Setelah Kakek marah-marah ke Ayah bahkan menyumpahkan yang tidak-tidak datanglah Kakak perempuan Ayah yang pertama untuk mengajak Ayah pulang kerumahnya,karena Kakak Ayah kasihan melihat Ayah yang selalu disiksa oleh mereka.
Ayah menjalani kehidupan baru dirumah Kakaknya alhamdulillah hidup Ayah lebih enak dan akhirnya Ayah memutuskan untuk menikah dengan ibu. Meski Ayah sudah menikah, dan seharusnya Kakek tak punya hak terhadap Ayah, ia tetap menzalimi Ayah.
Suatu ketika Ayah hendak beribadah, ia melempari Ayah batu yang cukup besar, sehingga jidat Ayah berdarah, Ayah hanya bisa diam dan tak pernah melawan.
Banyak sekali pelajaran hidup yang aku dapatkan dari kisah Ayah. Ia adalah seseorang yang sangat penyabar, mudah memaafkan dan sangat menginspirasi.
Ayah selalu memberi hadiah-hadiah yang tak terduga ketika anak-anaknya sedang tidak bersemangat. Ayah seseorang yang paling menginspirasi meski selalu diperlakukan sangat kejam oleh Kakek dan Nenek tetapi Ayah tidak pernah melupakan tujuannya yaitu menjadi sarjana.

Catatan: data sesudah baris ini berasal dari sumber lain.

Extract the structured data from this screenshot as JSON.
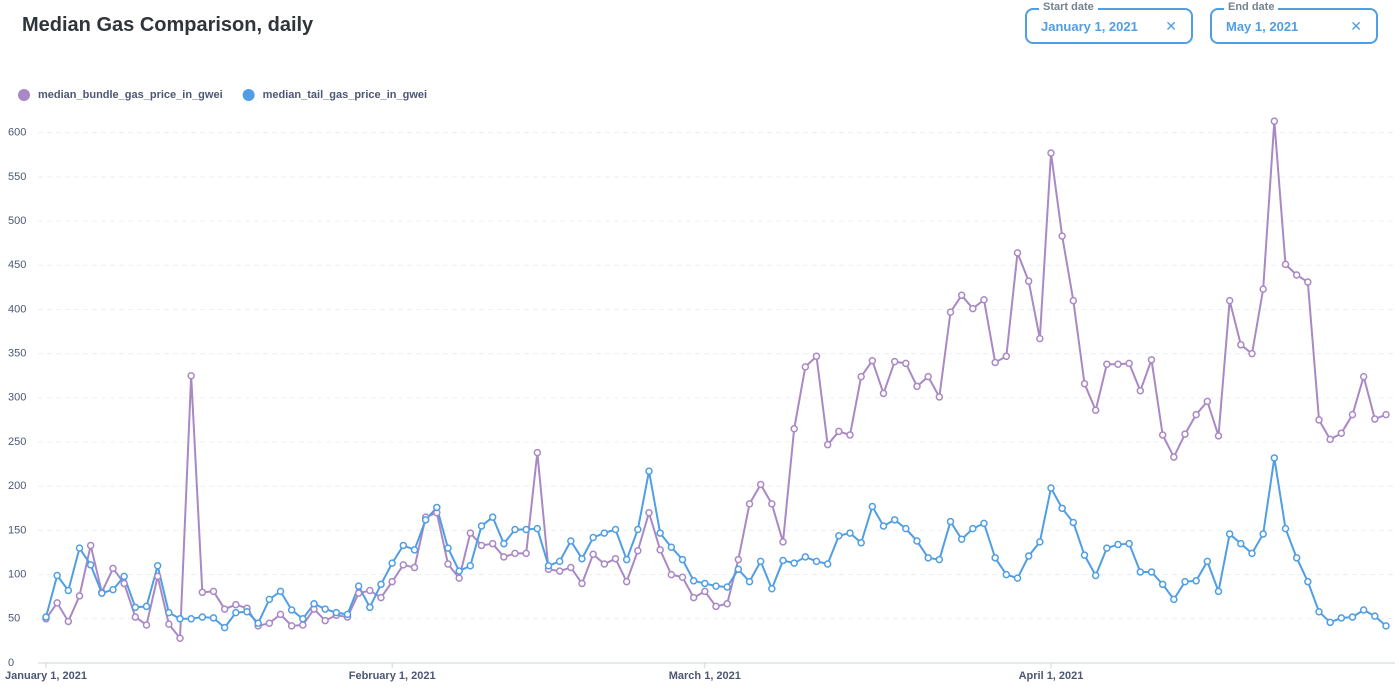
{
  "chart_data": {
    "type": "line",
    "title": "Median Gas Comparison, daily",
    "x": [
      "2021-01-01",
      "2021-01-02",
      "2021-01-03",
      "2021-01-04",
      "2021-01-05",
      "2021-01-06",
      "2021-01-07",
      "2021-01-08",
      "2021-01-09",
      "2021-01-10",
      "2021-01-11",
      "2021-01-12",
      "2021-01-13",
      "2021-01-14",
      "2021-01-15",
      "2021-01-16",
      "2021-01-17",
      "2021-01-18",
      "2021-01-19",
      "2021-01-20",
      "2021-01-21",
      "2021-01-22",
      "2021-01-23",
      "2021-01-24",
      "2021-01-25",
      "2021-01-26",
      "2021-01-27",
      "2021-01-28",
      "2021-01-29",
      "2021-01-30",
      "2021-01-31",
      "2021-02-01",
      "2021-02-02",
      "2021-02-03",
      "2021-02-04",
      "2021-02-05",
      "2021-02-06",
      "2021-02-07",
      "2021-02-08",
      "2021-02-09",
      "2021-02-10",
      "2021-02-11",
      "2021-02-12",
      "2021-02-13",
      "2021-02-14",
      "2021-02-15",
      "2021-02-16",
      "2021-02-17",
      "2021-02-18",
      "2021-02-19",
      "2021-02-20",
      "2021-02-21",
      "2021-02-22",
      "2021-02-23",
      "2021-02-24",
      "2021-02-25",
      "2021-02-26",
      "2021-02-27",
      "2021-02-28",
      "2021-03-01",
      "2021-03-02",
      "2021-03-03",
      "2021-03-04",
      "2021-03-05",
      "2021-03-06",
      "2021-03-07",
      "2021-03-08",
      "2021-03-09",
      "2021-03-10",
      "2021-03-11",
      "2021-03-12",
      "2021-03-13",
      "2021-03-14",
      "2021-03-15",
      "2021-03-16",
      "2021-03-17",
      "2021-03-18",
      "2021-03-19",
      "2021-03-20",
      "2021-03-21",
      "2021-03-22",
      "2021-03-23",
      "2021-03-24",
      "2021-03-25",
      "2021-03-26",
      "2021-03-27",
      "2021-03-28",
      "2021-03-29",
      "2021-03-30",
      "2021-03-31",
      "2021-04-01",
      "2021-04-02",
      "2021-04-03",
      "2021-04-04",
      "2021-04-05",
      "2021-04-06",
      "2021-04-07",
      "2021-04-08",
      "2021-04-09",
      "2021-04-10",
      "2021-04-11",
      "2021-04-12",
      "2021-04-13",
      "2021-04-14",
      "2021-04-15",
      "2021-04-16",
      "2021-04-17",
      "2021-04-18",
      "2021-04-19",
      "2021-04-20",
      "2021-04-21",
      "2021-04-22",
      "2021-04-23",
      "2021-04-24",
      "2021-04-25",
      "2021-04-26",
      "2021-04-27",
      "2021-04-28",
      "2021-04-29",
      "2021-04-30",
      "2021-05-01"
    ],
    "series": [
      {
        "name": "median_bundle_gas_price_in_gwei",
        "color": "#a989c5",
        "values": [
          50,
          68,
          47,
          76,
          133,
          80,
          107,
          90,
          52,
          43,
          98,
          44,
          28,
          325,
          80,
          81,
          61,
          66,
          62,
          42,
          45,
          55,
          42,
          43,
          61,
          48,
          54,
          52,
          79,
          82,
          74,
          92,
          111,
          108,
          165,
          170,
          112,
          96,
          147,
          133,
          135,
          120,
          124,
          124,
          238,
          106,
          104,
          108,
          90,
          123,
          112,
          118,
          92,
          127,
          170,
          128,
          100,
          97,
          74,
          81,
          64,
          67,
          117,
          180,
          202,
          180,
          137,
          265,
          335,
          347,
          247,
          262,
          258,
          324,
          342,
          305,
          341,
          339,
          313,
          324,
          301,
          397,
          416,
          401,
          411,
          340,
          347,
          464,
          432,
          367,
          577,
          483,
          410,
          316,
          286,
          338,
          338,
          339,
          308,
          343,
          258,
          233,
          259,
          281,
          296,
          257,
          410,
          360,
          350,
          423,
          613,
          451,
          439,
          431,
          275,
          253,
          260,
          281,
          324,
          276,
          281
        ]
      },
      {
        "name": "median_tail_gas_price_in_gwei",
        "color": "#509ee3",
        "values": [
          52,
          99,
          82,
          130,
          111,
          79,
          83,
          98,
          63,
          64,
          110,
          57,
          50,
          50,
          52,
          51,
          40,
          57,
          58,
          45,
          72,
          81,
          60,
          50,
          67,
          61,
          57,
          55,
          87,
          63,
          89,
          113,
          133,
          128,
          162,
          176,
          130,
          104,
          110,
          155,
          165,
          135,
          151,
          151,
          152,
          110,
          115,
          138,
          118,
          142,
          147,
          151,
          117,
          151,
          217,
          147,
          131,
          117,
          93,
          90,
          87,
          86,
          106,
          92,
          115,
          84,
          116,
          113,
          120,
          115,
          112,
          144,
          147,
          136,
          177,
          155,
          162,
          152,
          138,
          119,
          117,
          160,
          140,
          152,
          158,
          119,
          100,
          96,
          121,
          137,
          198,
          175,
          159,
          122,
          99,
          130,
          134,
          135,
          103,
          103,
          89,
          72,
          92,
          93,
          115,
          81,
          146,
          135,
          124,
          146,
          232,
          152,
          119,
          92,
          58,
          46,
          51,
          52,
          60,
          53,
          42
        ]
      }
    ],
    "xlim": [
      "2021-01-01",
      "2021-05-01"
    ],
    "xticks": [
      {
        "value": "2021-01-01",
        "label": "January 1, 2021"
      },
      {
        "value": "2021-02-01",
        "label": "February 1, 2021"
      },
      {
        "value": "2021-03-01",
        "label": "March 1, 2021"
      },
      {
        "value": "2021-04-01",
        "label": "April 1, 2021"
      }
    ],
    "ylim": [
      0,
      620
    ],
    "yticks": [
      0,
      50,
      100,
      150,
      200,
      250,
      300,
      350,
      400,
      450,
      500,
      550,
      600
    ],
    "grid": true
  },
  "filters": [
    {
      "label": "Start date",
      "value": "January 1, 2021"
    },
    {
      "label": "End date",
      "value": "May 1, 2021"
    }
  ]
}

Kini Ayah yang mengurus Kakek dan Nenek, Ayah selalu memberikan uang untuk mereka dan Nenek kini sudah sembuh berkat Ayah yang selalu istiqomah membawanya berobat.
Jikalau aku yang ada diposisi Ayah pastilah aku tidak mudah untuk memaafkannya, tapi berbeda dengan Ayah. Ayah sangat mudah memaafkan dan tidak semua orang bisa melakukannya.
Ayah orang yang sangat rajin dalam hal apapun. Mulai dari bekerja, pergi ke masjid hingga membersihkan rumah.
Aku bangga punya Ayah sepertinya, Ayah yang selalu membuatku semangat menjalani kehidupan yang sementara ini.
Aku harus bisa seperti Ayah, menjadi seseorang yang penyabar,menginspirasi dan pemaaf atas segala perlakuan orang lain terhadap kita. Ayah akan selalu menjadi inspirasiku sepanjang waktu.
“Ayah adalah pengayom, pelindung sekaligus guru yang mengajarkan diriku menjadi seseorang penyabar dan pemaaf. Trimakasih Ayah aku sangat menyayangimu”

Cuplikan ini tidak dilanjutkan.